High global liquidity and low cost of financing inventory have been crucial to the commodity market recovery this year.

“Noth only have they acted as a significant economic stimulus, but they have also helped the commodity markets carry surplus inventory – both for US dollar preservation and to express expectations of long-term demand growth in developing economies,’’ JP Morgan said.

It said there was no coincidence that commodity performance in recent months had shown direct relationship to the ease with which commodities can be stored.

“As a result, the path of commodity prices will be strongly linked to global liquidity and US dollar trends, and the ease of storage, which puts precious metals at the high end of risk from a setback, with natural gas and some agricultural commodities at the lower end of the spectrum,’’ it said.

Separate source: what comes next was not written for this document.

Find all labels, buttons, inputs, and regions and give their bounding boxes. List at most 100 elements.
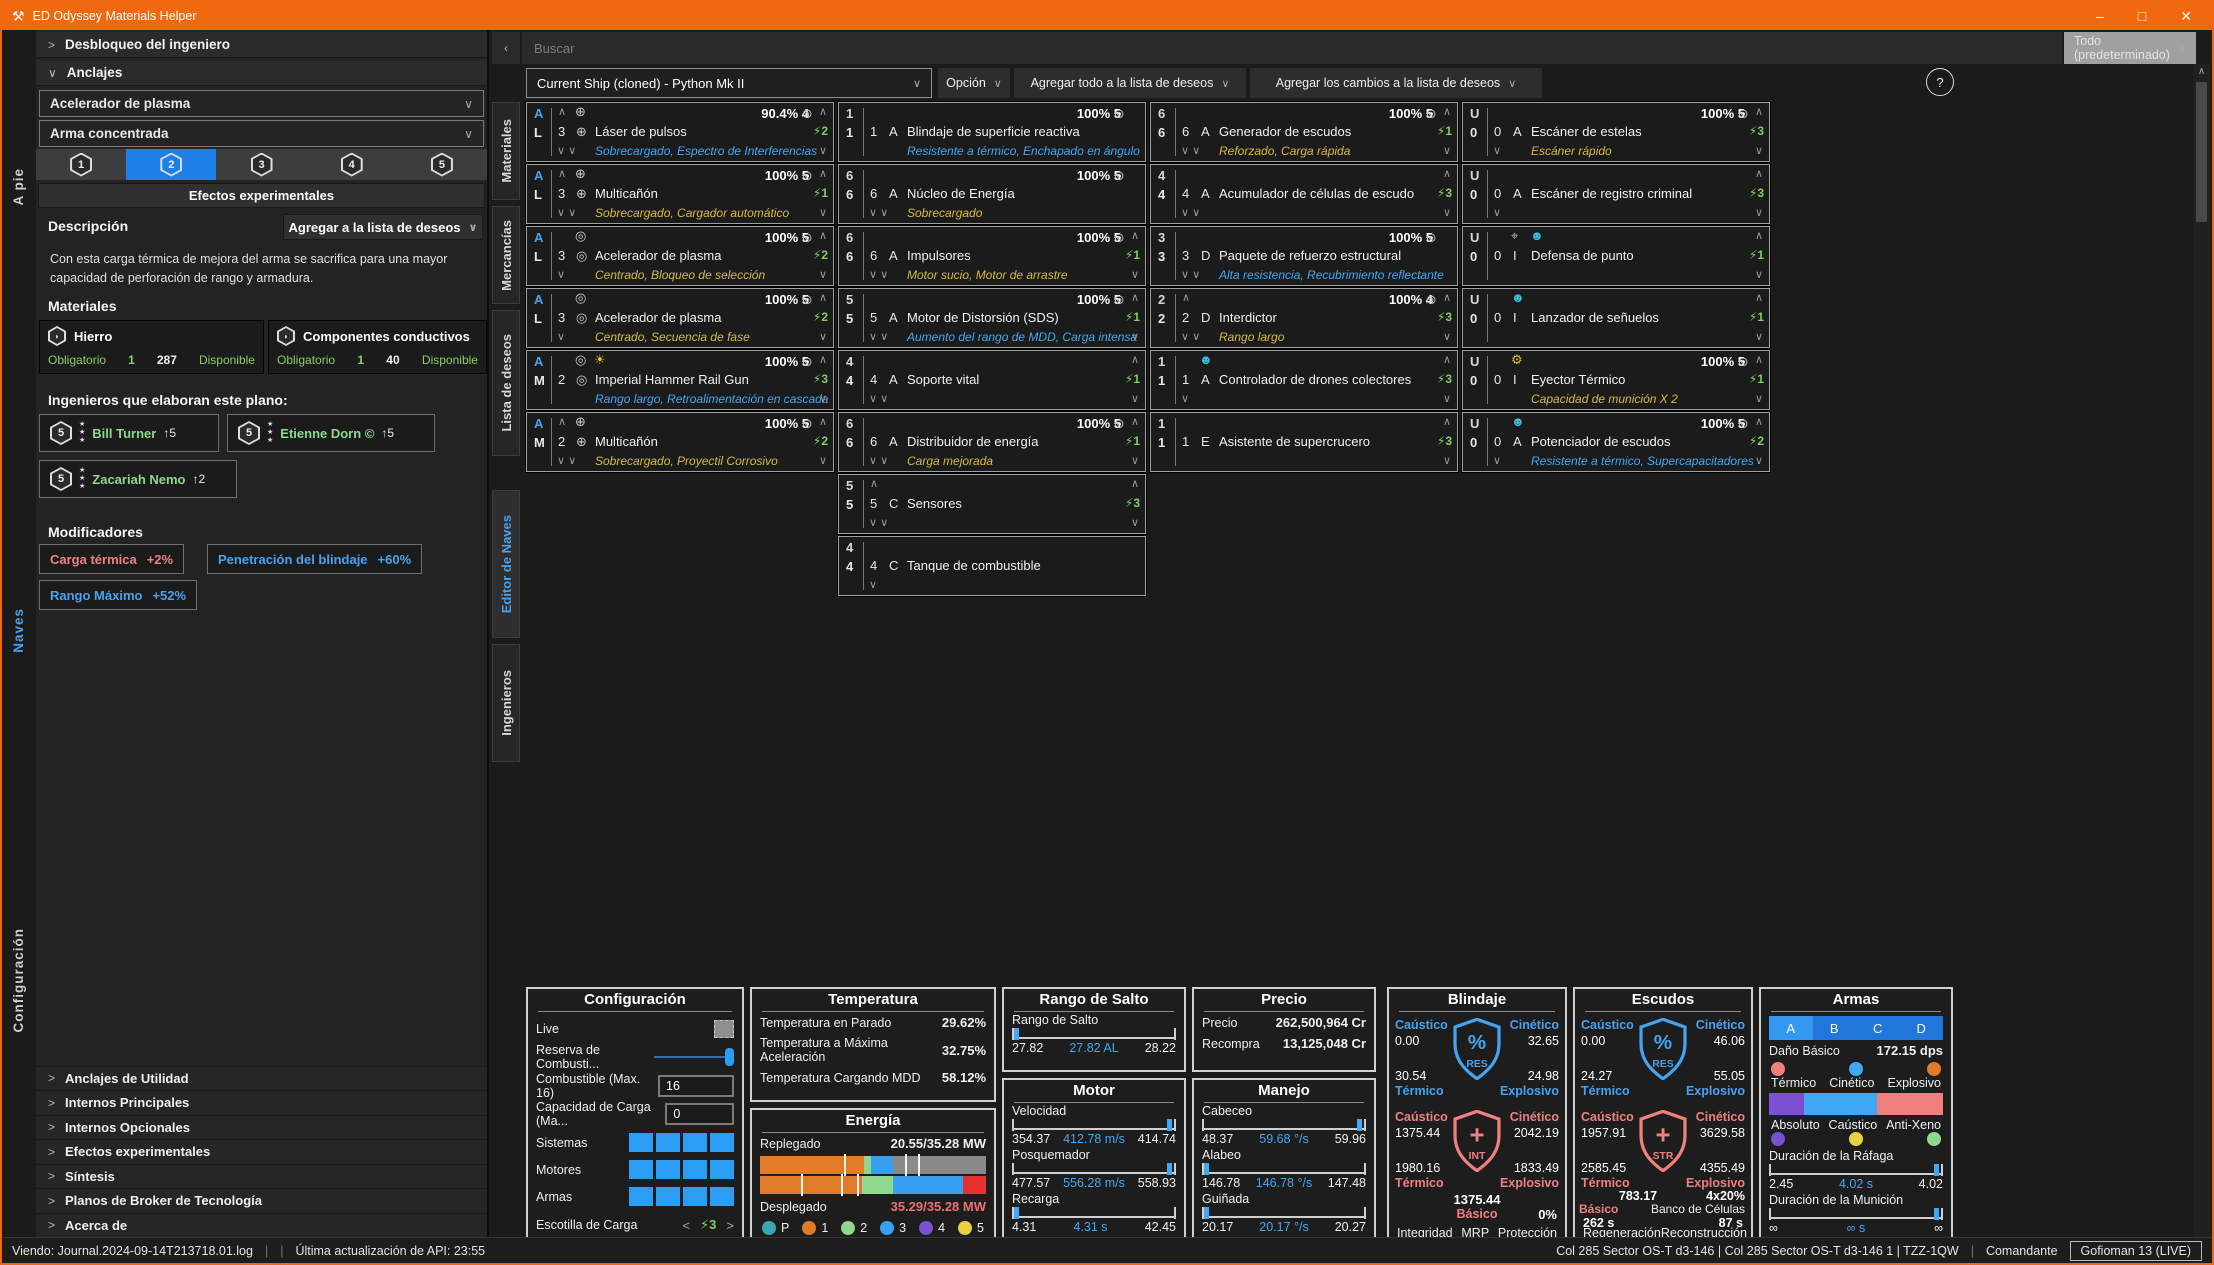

Demand for physical inventories and buying of commodity assets are not entirely driven by commodity security and supply concerns, but also by the desire for capital preservation in the face of US dollar weakness and concern about future inflation.

While the commodity investment market is a legitimate tool to hedge risk and for price discovery, there are now genuine worries that the derivatives market had over the years become a huge private playing ground for greedy speculators.

In the United States, the legislative debate on the impact of financial investment on commodity prices first emerged last year. In the past months, lawmakers had been trying to balance the need to reign in Wall Street’s excessive speculative trades while at the same time keep exchanges competitive.

In terms of real developments, there were some success in trade transparency, with the September 2009 publication of the new Commodity Futures Trading Commission’s (CFTC) Commitment of Traders report that disclosed position data on an expanded list of users, including swaps dealers and managed money.

The United States is under huge international pressure to step up its financial reforms.

The US$450bil over-the-counter derivatives market is widely blamed for its role in amplifying the global financial crisis that erupted in 2008.

Last year, crude oil futures in the United States went up to as high as US$145 a barrel in July, before it plunged to a low of US$33 a barrel in December.

Reports had shown that a paper contract for a barrel of crude oil can change hands more than 30 times without actual shipment happening.

This unpredented volatility in the commodity market was a nightmare for policymakers across developing Asia, where most essential items like food and fuel are heavily subsidised.

It happened in 2008 and is likely to continue to haunt Malaysia next year.